I saw this over at The Zero-Waste Chef last week in a post about making tofu. The words just stood out to me and I wanted to share them with you.
I’ve always been careful with the environment. I’ve never been one to litter, I seamlessly jumped on the recycling train (so to speak) and started composting before a city-run program started. I’ve been using a washable silicone cup and cloth pantyliners for years (is that too much information?) – heck, I even chose to cloth diaper my kids! I also make most of my food from scratch.
Have you ever made cheese? When I started on this zero-waste journey of mine, I decided that I would try making my own cheese at home (because I loooooooooove cheese!). I figured that if I could do away with the non-recyclable plastic wrapper that systematically comes with any cheese I buy, then it would be a positive step (granted, I had also always been curious about cheese-making and wanted to give it a go). I picked a recipe that didn’t need any fancy ingredients: just whole milk, vinegar and salt.

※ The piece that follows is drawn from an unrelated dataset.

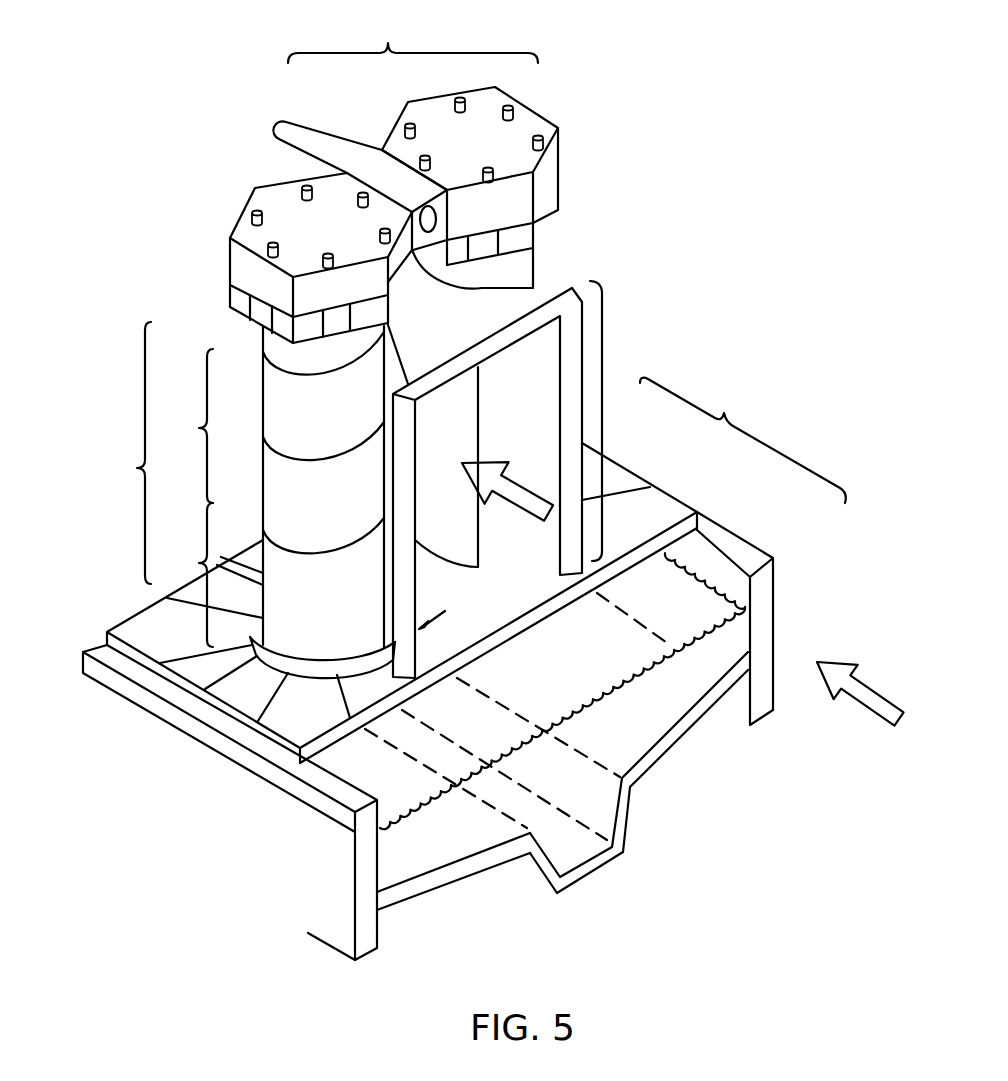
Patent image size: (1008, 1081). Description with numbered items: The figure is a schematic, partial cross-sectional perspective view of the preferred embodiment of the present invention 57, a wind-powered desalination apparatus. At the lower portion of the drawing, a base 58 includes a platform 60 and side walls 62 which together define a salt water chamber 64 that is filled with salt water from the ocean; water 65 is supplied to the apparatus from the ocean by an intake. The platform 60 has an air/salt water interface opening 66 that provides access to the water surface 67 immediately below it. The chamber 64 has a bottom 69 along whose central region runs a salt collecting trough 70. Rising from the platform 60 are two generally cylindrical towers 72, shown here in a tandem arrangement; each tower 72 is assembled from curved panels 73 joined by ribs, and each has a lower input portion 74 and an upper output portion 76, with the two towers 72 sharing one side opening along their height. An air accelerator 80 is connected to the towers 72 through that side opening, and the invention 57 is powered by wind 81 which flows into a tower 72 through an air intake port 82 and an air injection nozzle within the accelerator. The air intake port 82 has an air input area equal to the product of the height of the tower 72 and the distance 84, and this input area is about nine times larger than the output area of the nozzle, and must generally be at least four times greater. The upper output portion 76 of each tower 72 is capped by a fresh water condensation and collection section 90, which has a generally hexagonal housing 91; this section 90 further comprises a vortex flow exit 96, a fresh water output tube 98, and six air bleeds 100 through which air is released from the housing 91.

To say that I was astounded by the amount of whey left over from the process would be an understatement. I had never fully appreciated how much milk was required to make one small brick of cheese. Since I didn’t want to waste it, I stored the whey in the fridge and promised myself I would use it. Except there was so much that I was a bit overwhelmed and I ended up pouring it down the drain a couple of weeks later (whoops!)…and feeling guilty about it.
This is just one example, but it is just one of many! Making nut milk? You’ll have some meal left over. Making tofu? You’ll have okara left over. Making tomato sauce? Blanch, peel, season, simmer for hours, purée, cool. Making kale chips? Wash, rinse, cut, season, cook, cool (and sometimes, something is off and they’re inedible which is super frustrating!) – the process is a lot longer than just buying a bag and opening it up! Do you boil or steam food to cook it? The leftover water generally finds itself going down the drain!
The bottom line is that now, when I do purchase something that has already been transformed for me (because, I am human, have a limited amount of time in a day and can’t conceivable make absolutely everything from scratch), I am more conscious of all of the resources that were used for my convenience. I am more conscious of both the energy required to make the product (ie: the electricity used to power the appliances) and the by-products created by the process. And when I’m planning on making something that will create a by-product, I try to take the time to plan what I will do with it beforehand. I’ve also reevaluated my “needs” and have reduced my consumption of certain products that I enjoy (like cheese and almond milk), but can live without having as often as before.
What have you read lately that has helped you become more mindful of one aspect of your life?